En general, estas distinciones han sido consideradas casi como la coronación de una trayectoria para escritores/as mayores, “por una vida dedicada a la literatura”. Se trata de un premio excepcional. Nicanor Parra lo tuvo, en buena hora. Se entrega cada dos años; es decir, cada cuatro años considerando la alternancia entre poetas y narradores (y dejando afuera a los ensayistas). Por ello, la Sociedad de Escritores (SECH) ha luchado por la recuperación de la anualidad del Premio Nacional de Literatura. La precariedad económica de los escritores que han “dedicado una vida a la literatura” ha llevado a que muchas veces la postulación sea prácticamente la petición a una pensión de gracia para artistas que han muerto en la miseria económica.
Es sabido, también, que grandes escritores y escritoras que trabajaron en sus obras hasta el último día no tuvieron ese premio que, más que una jubilación, debería ser un incentivo para seguir escribiendo (pienso en María Luisa Bombal, Enrique Lihn, Stella Díaz, Jorge Teillier… y tantos otros). Aparte de los y las excepcionales son muchos los artistas que tal vez no tengan la excelencia de algunos de los premiados ni conexiones políticas ni apoyos mediáticos o editoriales, pero que sí tienen un trabajo abnegado, cotidiano y digno, que llegan a la vejez sin pensión ni otros ingresos y que son invisibilizados. Los escritores viejos caen muy luego en el olvido social. Al mismo Nicanor Parra el presidente Piñera –hermano del inventor de las AFP- lo dio por muerto en el año 2010. Y ciertamente don Nica estaba trabajando. No se llega al centenario sin los medios para tener el cuidado merecido.
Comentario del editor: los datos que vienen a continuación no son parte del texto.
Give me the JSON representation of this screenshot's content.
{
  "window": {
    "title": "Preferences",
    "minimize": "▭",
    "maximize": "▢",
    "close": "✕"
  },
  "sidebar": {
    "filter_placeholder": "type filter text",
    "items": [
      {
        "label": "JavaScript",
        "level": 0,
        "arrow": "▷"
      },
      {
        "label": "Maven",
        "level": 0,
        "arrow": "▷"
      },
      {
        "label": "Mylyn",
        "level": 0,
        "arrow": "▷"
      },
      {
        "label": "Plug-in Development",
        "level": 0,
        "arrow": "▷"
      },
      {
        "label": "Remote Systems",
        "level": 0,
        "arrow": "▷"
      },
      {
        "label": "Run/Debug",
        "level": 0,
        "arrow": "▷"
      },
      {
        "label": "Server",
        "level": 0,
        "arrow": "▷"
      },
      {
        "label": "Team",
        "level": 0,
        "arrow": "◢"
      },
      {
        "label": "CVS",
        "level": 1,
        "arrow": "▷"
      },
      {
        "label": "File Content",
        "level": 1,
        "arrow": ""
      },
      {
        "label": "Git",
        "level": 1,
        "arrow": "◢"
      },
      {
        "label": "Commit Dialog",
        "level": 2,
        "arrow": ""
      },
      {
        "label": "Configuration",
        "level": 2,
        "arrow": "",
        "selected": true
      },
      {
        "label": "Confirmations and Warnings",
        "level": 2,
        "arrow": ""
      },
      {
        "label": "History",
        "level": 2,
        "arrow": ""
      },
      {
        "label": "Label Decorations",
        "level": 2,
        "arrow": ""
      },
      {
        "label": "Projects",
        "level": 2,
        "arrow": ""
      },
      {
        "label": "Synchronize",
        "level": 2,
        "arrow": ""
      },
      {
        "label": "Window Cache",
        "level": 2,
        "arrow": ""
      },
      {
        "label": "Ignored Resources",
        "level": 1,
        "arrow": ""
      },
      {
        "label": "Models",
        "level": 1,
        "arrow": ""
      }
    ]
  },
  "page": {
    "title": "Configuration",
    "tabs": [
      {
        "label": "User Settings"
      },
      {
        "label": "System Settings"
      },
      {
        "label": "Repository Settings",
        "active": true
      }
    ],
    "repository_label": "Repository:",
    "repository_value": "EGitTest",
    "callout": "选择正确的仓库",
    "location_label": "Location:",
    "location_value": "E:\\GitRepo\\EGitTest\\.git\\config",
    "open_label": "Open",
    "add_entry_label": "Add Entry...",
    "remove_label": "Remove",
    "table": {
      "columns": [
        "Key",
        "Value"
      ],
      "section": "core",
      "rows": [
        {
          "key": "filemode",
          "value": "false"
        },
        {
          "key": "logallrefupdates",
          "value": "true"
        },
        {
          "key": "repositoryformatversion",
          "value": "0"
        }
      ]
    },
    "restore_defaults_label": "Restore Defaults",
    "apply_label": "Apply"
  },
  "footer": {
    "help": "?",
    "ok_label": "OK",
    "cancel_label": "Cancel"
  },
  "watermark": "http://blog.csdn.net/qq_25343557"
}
Nos amparamos en gremios siempre solidarios y dignos; pero obligados a ser menesterosos, preocupados –por ejemplo en la Sociedad de Escritores de Chile- por incrementar un Fondo de Ayuda Solidaria, siempre insuficiente, para ayudar a los viejos escritores que –si bien trabajan en sus obras porque nunca dejan de escribir- no cuentan con una pensión digna o ingresos que les permitan sobrevivir. No son pocos los escritores que aspiran a alguna pensión de gracia ni los que fallecen confirmado el estereotipo del artista que muere en la miseria (después, claro, viene los homenajes y mitificaciones). Por otro lado, en la Sociedad de Derechos de las Letras (SADEL), se preocupa de la protección, defensa y promoción de los derechos de los autores/as sobre sus obras, con el fin de obtener una justa retribución por su trabajo; sin embargo, sabemos que esos derechos no siempre se respetan ignorando a los autores y editores que están tras cada obra. No hay seguridad social para los trabajadores de la cultura, hombres y mujeres. Y están, claro, los fondos concursables que son una conquista que mitiga la situación, pero que obliga a los artistas a competir entre ellos y esperar angustiosamente los resultados donde no más de un 10% de los competidores resulta beneficiado. Y la desilusión da rabia. Por ello nos agrupamos en nuestras organizaciones y nos asociamos en la Unión Nacional de Artistas. Por ello hay teatristas que se visten de luto y cuelgan su vestuario frente a la casa de la ministra de cultura.

Imaginemos la cuarentena en pandemia sin libros, sin música, sin el cine, sin el arte. Sin el canto de balcón a balcón que nos humaniza en la desgracia. Sería mejor no quejarse, pero la indolencia de quienes creen que los profesores no quieren trabajar, que los consultorios son para hacer vida social y otras sandeces de quienes viven en el oasis, exigen reaccionar ante los dichos de quien representa a las AFP. Su arrogancia e insensibilidad, que se convierte en burla e insulto, tiene el mérito de darle visibilidad –por contraste- a una situación que merece ser reparada. Nos referimos a la precariedad que, en general, viven los escritores y escritoras y gran parte de la comunidad artística. La señora Cox también nombra a Humberto Maturana, a quien –por sus dichos- parece que no ha leído.

Vale la pena leer a nuestros grandes viejos, de quienes en algún momento el Estado se acordó que debían tener una pensión digna por sus obras que engrandecen nuestra cultura; y para que pudieran seguir trabajando sin el apremio del hambre.


Jorge Montealegre I.
Escritor
Vicepresidente de la Unión Nacional de Artistas.